Ci-dessus : Béhuard en Savennières (photo I. Bachelard)
Ci-dessus : Béhuard en Savennières (photo I. Bachelard)

Entre 2015 et 2020, les investissements dans le vignoble du Val de Loire se sont accélérés. Une étude menée par InterLoire et Vinea Transaction montre le dynamisme de cette région et son attractivité durable en dépit du contexte sanitaire.

Depuis 2019, les transactions viticoles dans la Vallée de la Loire ont connu une croissance aigüe, entre 30 et 40%. Alors que la moyenne était d’une dizaine de ventes annuelles il y a dix ans, on comptabilise désormais entre 15 et 20 transactions.

Une enquête a été menée en 2021 pour l’interprofession du Val de Loire par Vinea Transaction, agence spécialisée forte de trente ans d’expérience, qui a croisé son propre observatoire avec toutes les données disponibles officiellement, comme les SAFER et la chambre de notaires. En France, environ 2% des 700 000 hectares de vignes changent de main chaque année. L’enquête n’est pas parfaitement exhaustive car lui échappent les petites parcelles de vignes qui se cèdent régulièrement entre voisins. Mais elle montre un beau dynamisme pour l’ensemble du vignoble ligérien, en contraste avec le reste de la France, en particulier Bordeaux et les vignobles méditerranéens, où les transactions ont cessé de croître depuis deux ans.

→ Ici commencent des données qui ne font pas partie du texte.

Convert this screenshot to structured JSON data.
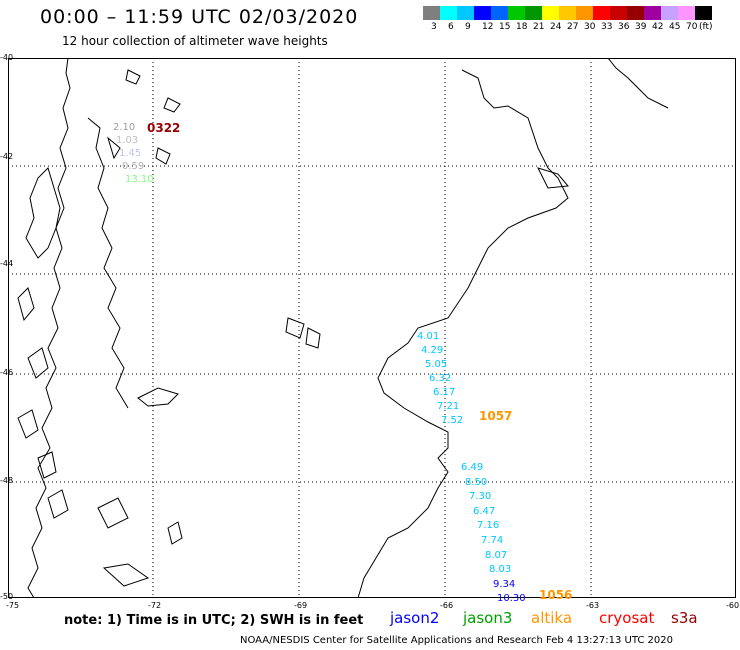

Investisseurs français à 88%

Le vignoble de la vallée de la Loire séduit à 88% les investisseurs français. Ils sont même en majorité issus de la région : 66% d’entre eux proviennent du Val de Loire et sont naturellement sensibilisés aux atouts spécifiques de leur région viticole. Le marché séduit les gens du vin et suscite des vocations. L’étude montre qu’il y a quatre familles d’investisseurs, mais que la majorité d’entre eux (88%) sont très sérieusement intéressés par le sujet du vin : 35% sont de jeunes vignerons qui commencent le projet d’une vie entière, 35% sont des néo-vignerons, des personnes venues d’autres mondes, qui entament une reconversion professionnelle après avoir été commerçants, cadres d’entreprise ou sportifs de haut niveau ; il y a aussi des vignerons en place (18%) qui développent leur entreprise pour optimiser les charges ou permettre à terme une transmission rationnelle. Seuls 12% sont ce qu’on pourrait appeler de purs investisseurs, qui recherchent une transmission ou une optimisation fiscale.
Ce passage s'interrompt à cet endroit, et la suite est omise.